The body fell to the floor with a thud and lay there just as it had been hanging, as straight as a die. Janeczko opened the jacket and felt the inside pocket. Finding something stiff, he reached in and pulled out a piece of paper and an identity pass. The pass was the same as the one they had issued him with in Galicia, except that there was no “P” emblazoned on the first page. The photo had been torn out but the name Dietrich was clearly legible below it. Janeczko put both papers back in the man’s pocket. Then he searched the chest of drawers and the cabinet in the attic, finding a moth-eaten blanket in which he wrapped Herr Dietrich and carried him down the stairs.

 

Once Janeczko had laid Herr Dietrich down his eyes fell on the barn. Taking long paces, he walked towards it and opened the two high doors. Nothing was to be able to watch him secretly as he moved around the farmyard, nothing was to lie in wait for him or surprise him.
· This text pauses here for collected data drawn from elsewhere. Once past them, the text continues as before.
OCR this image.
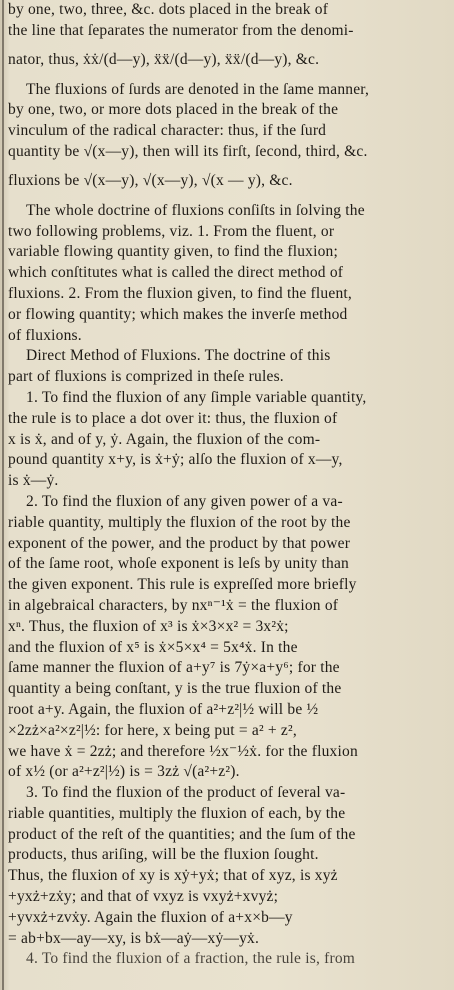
by one, two, three, &c. dots placed in the break of
the line that ſeparates the numerator from the denomi-
nator, thus, ẋẋ/(d—y), ẍẍ/(d—y), ẍẍ/(d—y), &c.
The fluxions of ſurds are denoted in the ſame manner,
by one, two, or more dots placed in the break of the
vinculum of the radical character: thus, if the ſurd
quantity be √(x—y), then will its firſt, ſecond, third, &c.
fluxions be √(x—y), √(x—y), √(x — y), &c.
The whole doctrine of fluxions conſiſts in ſolving the
two following problems, viz. 1. From the fluent, or
variable flowing quantity given, to find the fluxion;
which conſtitutes what is called the direct method of
fluxions. 2. From the fluxion given, to find the fluent,
or flowing quantity; which makes the inverſe method
of fluxions.
Direct Method of Fluxions. The doctrine of this
part of fluxions is comprized in theſe rules.
1. To find the fluxion of any ſimple variable quantity,
the rule is to place a dot over it: thus, the fluxion of
x is ẋ, and of y, ẏ. Again, the fluxion of the com-
pound quantity x+y, is ẋ+ẏ; alſo the fluxion of x—y,
is ẋ—ẏ.
2. To find the fluxion of any given power of a va-
riable quantity, multiply the fluxion of the root by the
exponent of the power, and the product by that power
of the ſame root, whoſe exponent is leſs by unity than
the given exponent. This rule is expreſſed more briefly
in algebraical characters, by nxⁿ⁻¹ẋ = the fluxion of
xⁿ. Thus, the fluxion of x³ is ẋ×3×x² = 3x²ẋ;
and the fluxion of x⁵ is ẋ×5×x⁴ = 5x⁴ẋ. In the
ſame manner the fluxion of a+y⁷ is 7ẏ×a+y⁶; for the
quantity a being conſtant, y is the true fluxion of the
root a+y. Again, the fluxion of a²+z²|½ will be ½
×2zż×a²×z²|½: for here, x being put = a² + z²,
we have ẋ = 2zż; and therefore ½x⁻½ẋ. for the fluxion
of x½ (or a²+z²|½) is = 3zż √(a²+z²).
3. To find the fluxion of the product of ſeveral va-
riable quantities, multiply the fluxion of each, by the
product of the reſt of the quantities; and the ſum of the
products, thus ariſing, will be the fluxion ſought.
Thus, the fluxion of xy is xẏ+yẋ; that of xyz, is xyż
+yxż+zẋy; and that of vxyz is vxyż+xvyż;
+yvxż+zvẋy. Again the fluxion of a+x×b—y
= ab+bx—ay—xy, is bẋ—aẏ—xẏ—yẋ.
4. To find the fluxion of a fraction, the rule is, from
He breathed the cool, metallic scent that came towards him.

He found it pleasant to walk on a cement floor, to see everything clearly in the light falling through the open doors. On the right he saw a pile of wood towering up to the ceiling. Janeczko walked over to it and moved a few logs to and fro, weighing them in his hands and climbing around. Then he noticed something at the very rear corner that looked like a small cushion. He shifted a couple of blocks of wood and reared back in shock. It was a nest, lined with black crow’s feathers, two beaks at its centre.

Grandfather said it was the beast’s nest. He had hesitated for a moment and then taken the bound willow rods leaning on a machine and swept the nest apart in all directions. He’d even taken the logs that had concealed it and laid them on one of the machines. He would saw them up later.

Janeczko sat down on the steps to the veranda and stared at the corpse under its cover. When the sun began burning his shoulders he stood up, bent over for the swastika still lying face-down in front of the door, and slipped it under the blanket with Herr Dietrich. Then he fetched the wheelbarrow and a spade from the barn, heaved the corpse in the blanket into it along with the swastika, and set off for the Cat Hills.